Wilson, who used to work at the FBI, where he set up a taskforce to investigate the use of virtual currencies, did not disclose all the ways that Elliptic and law enforcement agencies find criminals using bitcoin. But sometimes, he said, the offenders make as obvious a mistake as withdrawing money from a bitcoin wallet directly into their bank accounts.

CAT-AND-MOUSE GAME

More sophisticated criminals use obfuscation methods that make it very hard to be tracked down. One of the most basic ones is a technique known as “chain-hopping”, whereby money is moved from one cryptocurrency into another, across digital currency exchanges – the less-regulated the better – to create a money trail that is almost impossible to track.

Newer and more complex money-laundering methods have also emerged in recent years, which make it very difficult for law enforcement and bitcoin security firms such as Elliptic or New-York-based Chainalysis to track down cybercriminals.

“It’s a cat-and-mouse game – as police and companies like Elliptic catch up to criminals’ techniques, they invent new techniques,” said Jerry Brito, executive director of the Washington, D.C.-based Coin Center, a not-for-profit advocacy group focusing on public policy issues around cryptocurrency.

These techniques are not foolproof, however – chain-hopping, for example, relies on unregulated exchanges that do not carry out know-your-customer (KYC) checks, and security firms say they will develop ways to trace such methods.

MONERO HACK

Easier, perhaps, would be for cybercriminals to use next-generation cryptocurrencies that have built-in anonymity from the start, such as Monero, Dash and Z-Cash.

And indeed, experts said late on Tuesday that a computer virus that exploits the same vulnerability as the WannaCry attack had latched on to more than 200,000 computers and begun using them to manufacture – or “mine” – Monero currency.

But with a total value of around $425 million – a little over 1 percent of that of bitcoin – converting that currency into spendable cash might not be so easy, and it is also much harder for victims to access, alternative payments experts said.

That is why the Monero attack did not demand a ransom, but rather used the infected computers’ computing power to create new currency.

“This used to happen in bitcoin before it became big – there were loads of botnets that went into computers that used to mine bitcoin, but you now can’t basically mine bitcoin on normal computers because you need specialist hardware,” said Chainalysis CEO Jonathan Levin.

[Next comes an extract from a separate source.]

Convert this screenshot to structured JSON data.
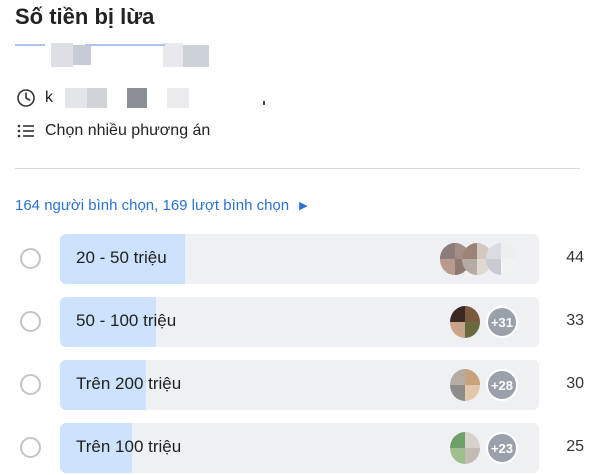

Levin said such bitcoin-based attacks were carried out several years ago, when mining it was still largely a hobby for tech geeks using their home computers.

As the bitcoin price has risen and as transaction numbers have grown, the computers have become so specialized that only they can only perform the function of bitcoin mining.

“If Monero does become adopted and is as big and liquid (as bitcoin), that means the crime (will) move from using computers to mine to getting to extortion,” Levin said.